JAMAICA: A new report from the Caribbean Policy Research Institute (CAPRI) estimates that Jamaica’s homophobic and anti-LGBTQ laws are costing the island billions of dollars each year. The institute reports that the government and taxpayers have to cover around $11 billion a year, with $175 million coming from the costs added to the island’s annual mental health treatment expenses. Jamaican law prohibits anal sex– which carries a sentence of life imprisonment– and any sexual encounter between men. Moreover, Jamaica has no anti-discrimination protections for the LGBTQ community.


PANAMA: On Tuesday, hundreds of demonstrators took to the streets of Panama in protest of proposed constitutional reforms. A group of protesters tried to storm Panama’s National Assembly forcing lawmakers to suspend their session, but the police eventually dispersed the crowds with pepper spray.
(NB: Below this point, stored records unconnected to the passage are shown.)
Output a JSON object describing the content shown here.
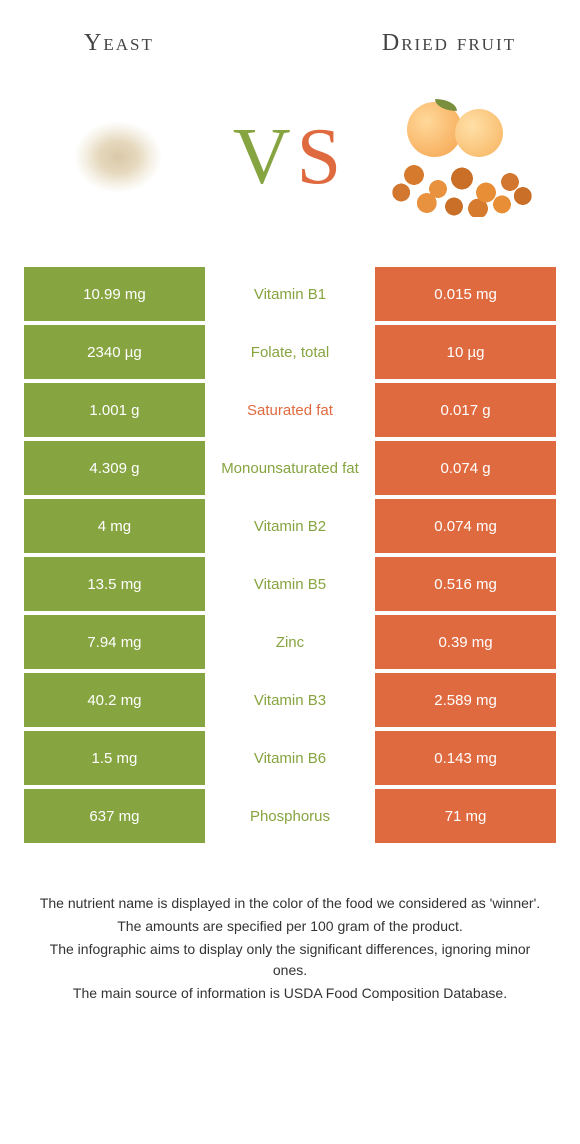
{
  "colors": {
    "green": "#86a440",
    "orange": "#e06a3f",
    "nutrient_green": "#86a440",
    "nutrient_orange": "#e06a3f"
  },
  "foods": {
    "left": {
      "title": "Yeast"
    },
    "right": {
      "title": "Dried fruit"
    }
  },
  "vs": {
    "v": "V",
    "s": "S"
  },
  "rows": [
    {
      "left": "10.99 mg",
      "nutrient": "Vitamin B1",
      "right": "0.015 mg",
      "winner": "left"
    },
    {
      "left": "2340 µg",
      "nutrient": "Folate, total",
      "right": "10 µg",
      "winner": "left"
    },
    {
      "left": "1.001 g",
      "nutrient": "Saturated fat",
      "right": "0.017 g",
      "winner": "right"
    },
    {
      "left": "4.309 g",
      "nutrient": "Monounsaturated fat",
      "right": "0.074 g",
      "winner": "left"
    },
    {
      "left": "4 mg",
      "nutrient": "Vitamin B2",
      "right": "0.074 mg",
      "winner": "left"
    },
    {
      "left": "13.5 mg",
      "nutrient": "Vitamin B5",
      "right": "0.516 mg",
      "winner": "left"
    },
    {
      "left": "7.94 mg",
      "nutrient": "Zinc",
      "right": "0.39 mg",
      "winner": "left"
    },
    {
      "left": "40.2 mg",
      "nutrient": "Vitamin B3",
      "right": "2.589 mg",
      "winner": "left"
    },
    {
      "left": "1.5 mg",
      "nutrient": "Vitamin B6",
      "right": "0.143 mg",
      "winner": "left"
    },
    {
      "left": "637 mg",
      "nutrient": "Phosphorus",
      "right": "71 mg",
      "winner": "left"
    }
  ],
  "footer": [
    "The nutrient name is displayed in the color of the food we considered as 'winner'.",
    "The amounts are specified per 100 gram of the product.",
    "The infographic aims to display only the significant differences, ignoring minor ones.",
    "The main source of information is USDA Food Composition Database."
  ]
}
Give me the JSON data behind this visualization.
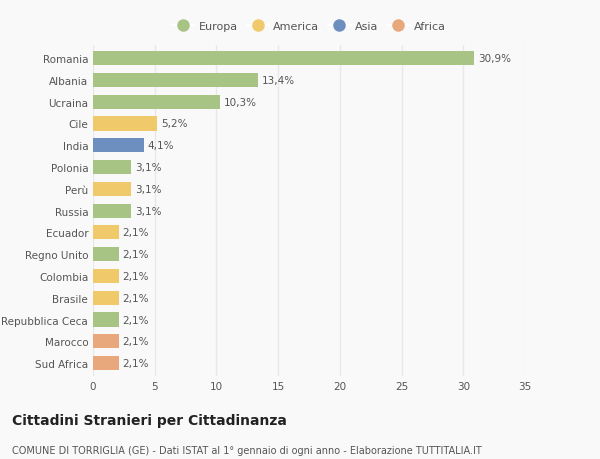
{
  "categories": [
    "Romania",
    "Albania",
    "Ucraina",
    "Cile",
    "India",
    "Polonia",
    "Perù",
    "Russia",
    "Ecuador",
    "Regno Unito",
    "Colombia",
    "Brasile",
    "Repubblica Ceca",
    "Marocco",
    "Sud Africa"
  ],
  "values": [
    30.9,
    13.4,
    10.3,
    5.2,
    4.1,
    3.1,
    3.1,
    3.1,
    2.1,
    2.1,
    2.1,
    2.1,
    2.1,
    2.1,
    2.1
  ],
  "labels": [
    "30,9%",
    "13,4%",
    "10,3%",
    "5,2%",
    "4,1%",
    "3,1%",
    "3,1%",
    "3,1%",
    "2,1%",
    "2,1%",
    "2,1%",
    "2,1%",
    "2,1%",
    "2,1%",
    "2,1%"
  ],
  "continents": [
    "Europa",
    "Europa",
    "Europa",
    "America",
    "Asia",
    "Europa",
    "America",
    "Europa",
    "America",
    "Europa",
    "America",
    "America",
    "Europa",
    "Africa",
    "Africa"
  ],
  "continent_colors": {
    "Europa": "#a8c484",
    "America": "#f0c96a",
    "Asia": "#6d8fbf",
    "Africa": "#e8a87c"
  },
  "legend_order": [
    "Europa",
    "America",
    "Asia",
    "Africa"
  ],
  "title": "Cittadini Stranieri per Cittadinanza",
  "subtitle": "COMUNE DI TORRIGLIA (GE) - Dati ISTAT al 1° gennaio di ogni anno - Elaborazione TUTTITALIA.IT",
  "xlim": [
    0,
    35
  ],
  "xticks": [
    0,
    5,
    10,
    15,
    20,
    25,
    30,
    35
  ],
  "background_color": "#f9f9f9",
  "grid_color": "#e8e8e8",
  "bar_height": 0.65,
  "label_fontsize": 7.5,
  "tick_fontsize": 7.5,
  "title_fontsize": 10,
  "subtitle_fontsize": 7
}
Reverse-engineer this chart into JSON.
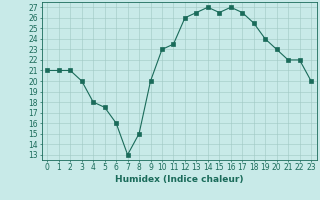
{
  "x": [
    0,
    1,
    2,
    3,
    4,
    5,
    6,
    7,
    8,
    9,
    10,
    11,
    12,
    13,
    14,
    15,
    16,
    17,
    18,
    19,
    20,
    21,
    22,
    23
  ],
  "y": [
    21,
    21,
    21,
    20,
    18,
    17.5,
    16,
    13,
    15,
    20,
    23,
    23.5,
    26,
    26.5,
    27,
    26.5,
    27,
    26.5,
    25.5,
    24,
    23,
    22,
    22,
    20
  ],
  "line_color": "#1a6b5a",
  "marker": "s",
  "marker_size": 2.5,
  "bg_color": "#c8eae8",
  "grid_color": "#a0c8c4",
  "xlabel": "Humidex (Indice chaleur)",
  "xlim": [
    -0.5,
    23.5
  ],
  "ylim": [
    12.5,
    27.5
  ],
  "yticks": [
    13,
    14,
    15,
    16,
    17,
    18,
    19,
    20,
    21,
    22,
    23,
    24,
    25,
    26,
    27
  ],
  "xticks": [
    0,
    1,
    2,
    3,
    4,
    5,
    6,
    7,
    8,
    9,
    10,
    11,
    12,
    13,
    14,
    15,
    16,
    17,
    18,
    19,
    20,
    21,
    22,
    23
  ],
  "tick_color": "#1a6b5a",
  "label_fontsize": 6.5,
  "tick_fontsize": 5.5
}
The reforms, which were approved at the makeup session yesterday, would increase the power of the Assembly by allowing it to change the national budget, set salaries for congresspeople, and supervise investigations of judges and prosecutors. Other points of contention among the reform package are inmigration regulations and the lack of a same-sex marriage proposal. The perimeter of the Assembly was lined with barbed wire as protests continued yesterday for the fourth consecutive day.


MEXICO: Defense Secretary Luis Cresencio Sandoval showed new video footage on Wednesday of Mexican security forces attempting to detain the son of Joaquin “El Chapo” Guzmán before being forced to let him go by cartel gunmen. The footage comes after thirteen people were killed across Mexico City before officials called off the operation to avoid more deaths. According to the timeline of the Mexican government, the U.S. government requested Ovidio Guzmán Lopez’s arrest for extradition on Sept. 13, almost a month before a special anti-drug unit conducted the attempted arrest.

U.S.-MEXICO BORDER: Over the past year, the United States has detained more migrant children at the border than during any other period on record, according to a new report. Border officials apprehended a total of 76,020 traveling without their parents in the past fiscal year. The Trump administration has attempted to slow down migration from Central America by separating thousands of children from their relatives, further increasing the number of children in federal shelters.